Any sign of Berlin hardening its stance could hurt investor confidence, said credit analyst Moritz Kraemer.
“Such a change in sentiment could contribute towards less benign sovereign funding conditions for lower-rated euro area sovereigns, compared to the historically low interest rates on sovereign bonds that we observe today,” said Kraemer.
Poll sees AfD gaining support
A Forsa poll on Tuesday showed a 3 percentage point rise in support for the AfD from last week, taking it to 10% for the first time. The centre-left Social Democrats, who share power with Merkel’s conservatives, were down 2 points at 22%, while the conservatives rose 1 point to 42%.
S&P said the AfD’s programme to abolish the euro, reduce government borrowing, and devolve competencies from the EU back to nation states had galvanised opponents to European bailouts, including some German taxpayers, who fear financial risks.
Since 2010, Germany has committed to eurozone bailouts worth hundreds of billions of euros. As Europe’s biggest economy, it stands to lose most with its guarantees, so Merkel is insisting on tough conditions despite calls for more pro-growth policies.

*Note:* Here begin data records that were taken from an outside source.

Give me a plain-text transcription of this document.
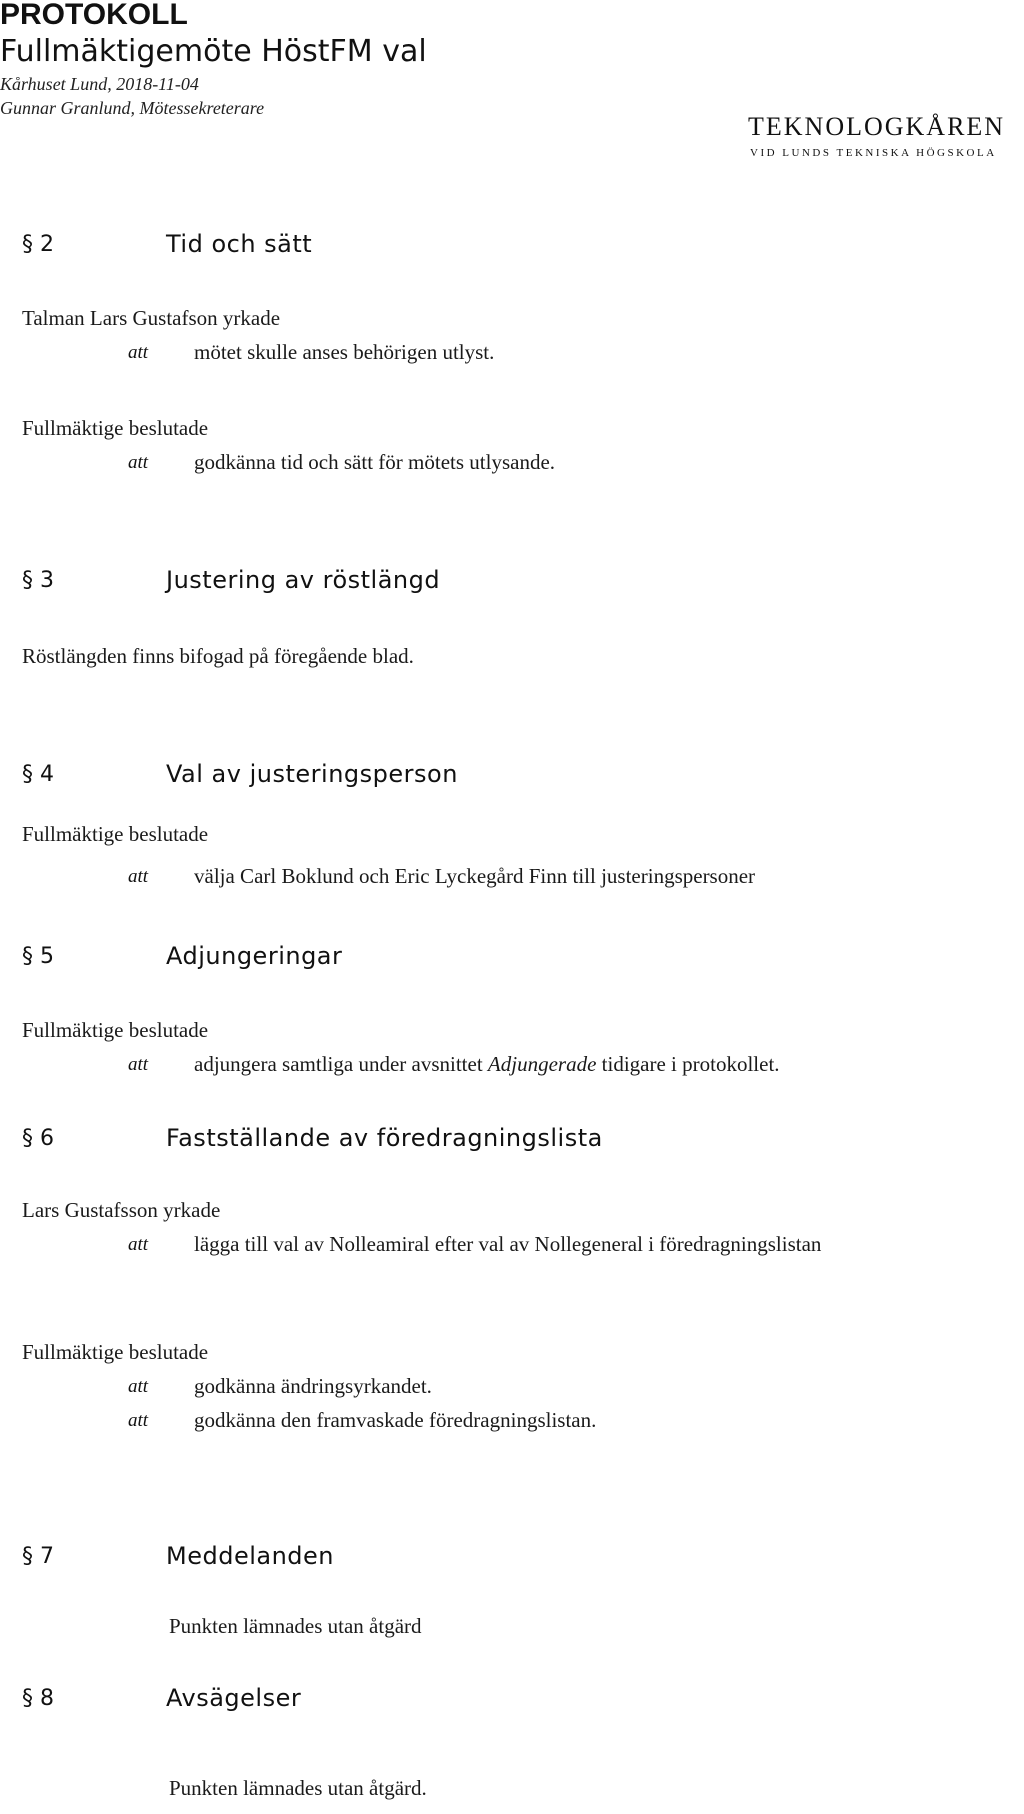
PROTOKOLL
Fullmäktigemöte HöstFM val
Kårhuset Lund, 2018-11-04
Gunnar Granlund, Mötessekreterare
TEKNOLOGKÅREN
VID LUNDS TEKNISKA HÖGSKOLA
§ 2	Tid och sätt
Talman Lars Gustafson yrkade
att mötet skulle anses behörigen utlyst.
Fullmäktige beslutade
att godkänna tid och sätt för mötets utlysande.
§ 3	Justering av röstlängd
Röstlängden finns bifogad på föregående blad.
§ 4	Val av justeringsperson
Fullmäktige beslutade
att välja Carl Boklund och Eric Lyckegård Finn till justeringspersoner
§ 5	Adjungeringar
Fullmäktige beslutade
att adjungera samtliga under avsnittet Adjungerade tidigare i protokollet.
§ 6	Fastställande av föredragningslista
Lars Gustafsson yrkade
att lägga till val av Nolleamiral efter val av Nollegeneral i föredragningslistan
Fullmäktige beslutade
att godkänna ändringsyrkandet.
att godkänna den framvaskade föredragningslistan.
§ 7	Meddelanden
Punkten lämnades utan åtgärd
§ 8	Avsägelser
Punkten lämnades utan åtgärd.
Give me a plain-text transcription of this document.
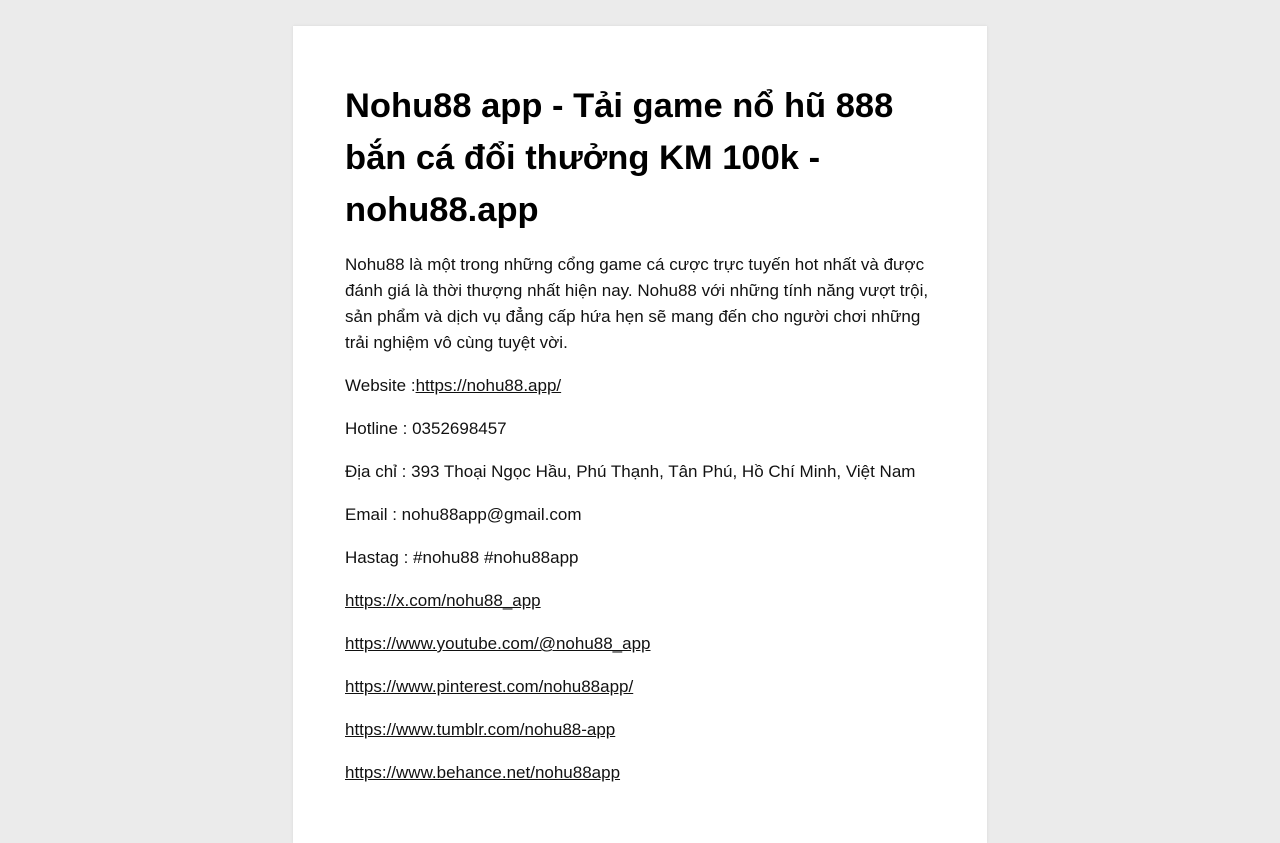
Nohu88 app - Tải game nổ hũ 888 bắn cá đổi thưởng KM 100k - nohu88.app

Nohu88 là một trong những cổng game cá cược trực tuyến hot nhất và được đánh giá là thời thượng nhất hiện nay. Nohu88 với những tính năng vượt trội, sản phẩm và dịch vụ đẳng cấp hứa hẹn sẽ mang đến cho người chơi những trải nghiệm vô cùng tuyệt vời.

Website :https://nohu88.app/

Hotline : 0352698457

Địa chỉ : 393 Thoại Ngọc Hầu, Phú Thạnh, Tân Phú, Hồ Chí Minh, Việt Nam

Email : nohu88app@gmail.com

Hastag : #nohu88 #nohu88app

https://x.com/nohu88_app

https://www.youtube.com/@nohu88_app

https://www.pinterest.com/nohu88app/

https://www.tumblr.com/nohu88-app

https://www.behance.net/nohu88app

The German government’s criticism of further unconventional monetary measures by the European Central Bank could also become more pronounced, potentially undermining the measures which were intended to have a confidence building effect, said S&P.
Earlier this month, the ECB slashed the cost of borrowing to near zero and flooded banks with cheap credit, a move that AfD leader Bernd Lucke, an economics professor, has criticised.
“The amount of liquidity is sufficient, but there is not enough confidence in the euro zone banking sector,” he said.